Rabbi Morris has rallied his several hundred congregants to submit objections to the projects. With anti-Semitism surging in Europe and the United States — and infecting Britain’s political discourse, particularly in the ranks of the Labour Party — he and other backers of Bevis Marks argue that the city’s planners should go the extra mile to protect it.
“It makes the preservation of this place all the more important,” said Sir Michael Bear, a former Lord Mayor of London who is Jewish and whose daughter was married in Bevis Marks. “What is happening here is a casualty of a flawed planning process.”
Mr. Bear, an engineer and developer who built the sprawling Spitalfields market in East London, said he believed there was a good chance that one or both of the projects would be approved. There was a tremendous push, he said, to approve new office towers to demonstrate that the city had rebounded after Brexit and the coronavirus pandemic. The paradox is that the pandemic has raised lingering questions about the future of the workplace and who will fill these giant buildings.
Even now, with much of London returning to a normal bustle, the City remains quiet, many of its towers still mostly deserted. But the pounding of pile-drivers and jackhammers echoes through the streets, as more skyscrapers join them.
Bevis Marks angered some of its congregants in 2018 when it urged them to object to a third proposed tower nearby on the same grounds, but then abruptly withdrew its opposition after the developer agreed to donate an undisclosed amount of money to help build the visitors center. Rabbi Morris now says the decision to cut a deal was a mistake.
The 56-story wedge-shaped tower, nicknamed Cheesegrater 2, was approved but has not yet been built. The synagogue ended up financing the visitors center from other sources, including a grant of 2.8 million pounds, or $3.8 million, from the National Lottery Heritage Fund, which disburses funds raised through the lottery to projects that preserve the nation’s heritage.
Prince Charles is a patron of the center, which the rabbi says will exhibit relics from the synagogue’s collection, including ceremonial silver and vestments. Charles has never been shy about wading into London development issues (he once famously described a proposed modernist extension to the National Gallery as a “monstrous carbuncle on the face of a much loved and elegant friend”).
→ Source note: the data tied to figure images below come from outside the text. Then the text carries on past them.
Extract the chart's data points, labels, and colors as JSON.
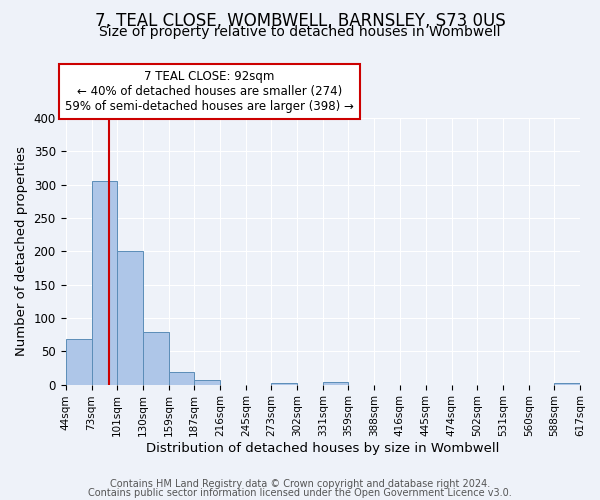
{
  "title": "7, TEAL CLOSE, WOMBWELL, BARNSLEY, S73 0US",
  "subtitle": "Size of property relative to detached houses in Wombwell",
  "xlabel": "Distribution of detached houses by size in Wombwell",
  "ylabel": "Number of detached properties",
  "bar_edges": [
    44,
    73,
    101,
    130,
    159,
    187,
    216,
    245,
    273,
    302,
    331,
    359,
    388,
    416,
    445,
    474,
    502,
    531,
    560,
    588,
    617
  ],
  "bar_heights": [
    68,
    305,
    200,
    79,
    19,
    7,
    0,
    0,
    3,
    0,
    4,
    0,
    0,
    0,
    0,
    0,
    0,
    0,
    0,
    3
  ],
  "bar_color": "#aec6e8",
  "bar_edge_color": "#5b8db8",
  "vline_x": 92,
  "vline_color": "#cc0000",
  "annotation_line1": "7 TEAL CLOSE: 92sqm",
  "annotation_line2": "← 40% of detached houses are smaller (274)",
  "annotation_line3": "59% of semi-detached houses are larger (398) →",
  "annotation_box_color": "#ffffff",
  "annotation_box_edge_color": "#cc0000",
  "ylim": [
    0,
    400
  ],
  "yticks": [
    0,
    50,
    100,
    150,
    200,
    250,
    300,
    350,
    400
  ],
  "tick_labels": [
    "44sqm",
    "73sqm",
    "101sqm",
    "130sqm",
    "159sqm",
    "187sqm",
    "216sqm",
    "245sqm",
    "273sqm",
    "302sqm",
    "331sqm",
    "359sqm",
    "388sqm",
    "416sqm",
    "445sqm",
    "474sqm",
    "502sqm",
    "531sqm",
    "560sqm",
    "588sqm",
    "617sqm"
  ],
  "footer1": "Contains HM Land Registry data © Crown copyright and database right 2024.",
  "footer2": "Contains public sector information licensed under the Open Government Licence v3.0.",
  "bg_color": "#eef2f9",
  "grid_color": "#ffffff",
  "title_fontsize": 12,
  "subtitle_fontsize": 10,
  "axis_label_fontsize": 9.5,
  "tick_fontsize": 7.5,
  "annotation_fontsize": 8.5,
  "footer_fontsize": 7
}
But he has yet to get involved in this dispute.
The City of London Corporation, which will decide on the new towers, declined to comment, as did London’s mayor, Sadiq Khan. Mr. Khan has periodically used his powers to try to block projects, including the Tulip, a bulbous observation tower proposed to stand next to the Gherkin.
Professor Graham, whose book “Vertical” explores the impulse to build upward, said the pressure to approve towers in London would persist because of the misbegotten belief that “to be a global city, you have to have a New York-style skyline.” In this case, he said, it has led to a fascination with “toylike, identifiable towers” that stand in stark contrast to the classic, Wren-like aesthetic of the Bevis Marks synagogue.
“We recognize that the city wants to develop in a certain way,” said Rabbi Morris, as he strolled past the Gherkin, craning his neck skyward. “But there’s a tone deafness to the implications of this.”